AdaJudge: Adaptive Multi-Perspective Judging for Reward Modeling
This work addresses a key bottleneck in aligning AI systems with human preferences, though it appears incremental as it builds on existing reward modeling frameworks.
The paper tackled the problem of reward modeling for aligning large language models with human preferences by addressing limitations in static pooling strategies, resulting in AdaJudge, which outperformed strong baselines on RM-Bench and JudgeBench.

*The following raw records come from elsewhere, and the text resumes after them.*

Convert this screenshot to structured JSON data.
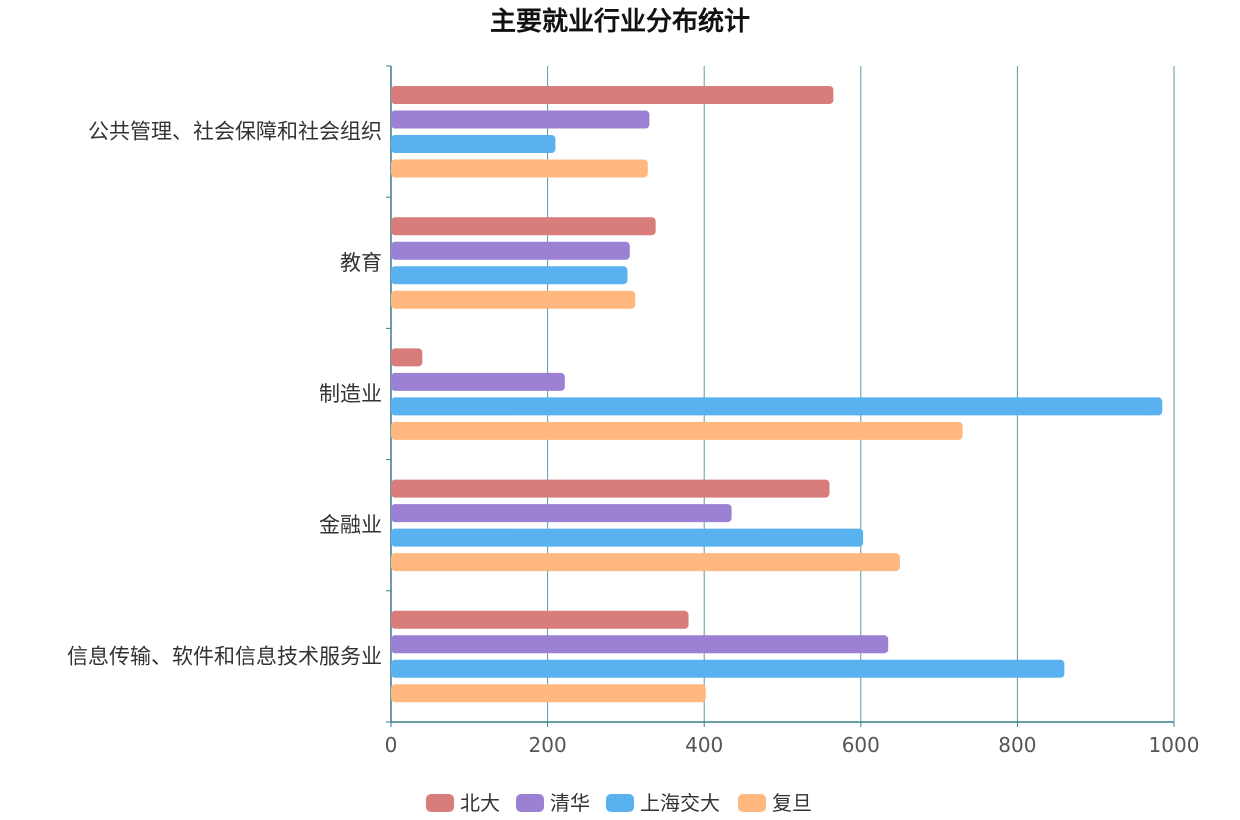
{
  "chart_data": {
    "type": "bar",
    "orientation": "horizontal",
    "title": "主要就业行业分布统计",
    "categories": [
      "公共管理、社会保障和社会组织",
      "教育",
      "制造业",
      "金融业",
      "信息传输、软件和信息技术服务业"
    ],
    "series": [
      {
        "name": "北大",
        "color": "#d87c7c",
        "values": [
          565,
          338,
          40,
          560,
          380
        ]
      },
      {
        "name": "清华",
        "color": "#9b80d3",
        "values": [
          330,
          305,
          222,
          435,
          635
        ]
      },
      {
        "name": "上海交大",
        "color": "#5ab1ef",
        "values": [
          210,
          302,
          985,
          603,
          860
        ]
      },
      {
        "name": "复旦",
        "color": "#ffb980",
        "values": [
          328,
          312,
          730,
          650,
          402
        ]
      }
    ],
    "xlim": [
      0,
      1000
    ],
    "x_ticks": [
      0,
      200,
      400,
      600,
      800,
      1000
    ],
    "grid": true,
    "legend_position": "bottom-center"
  }
}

Reward modeling is essential for aligning large language models with human preferences, yet predominant architectures rely on a static pooling strategy to condense sequences into scalar scores. This paradigm, however, suffers from two key limitations: a static inductive bias that misaligns with task-dependent preference signals, and a representational mismatch, as the backbone is optimized for generation rather than fine-grained discrimination. To address this, we propose AdaJudge, a unified framework that jointly adapts representation and aggregation. AdaJudge first refines backbone representations into a discrimination-oriented space via gated refinement blocks. It then replaces the static readout with an adaptive multi-view pooling module that dynamically routes and combines evidence. Extensive experiments on RM-Bench and JudgeBench show that AdaJudge outperforms strong off-the-shelf reward models and traditional pooling baselines.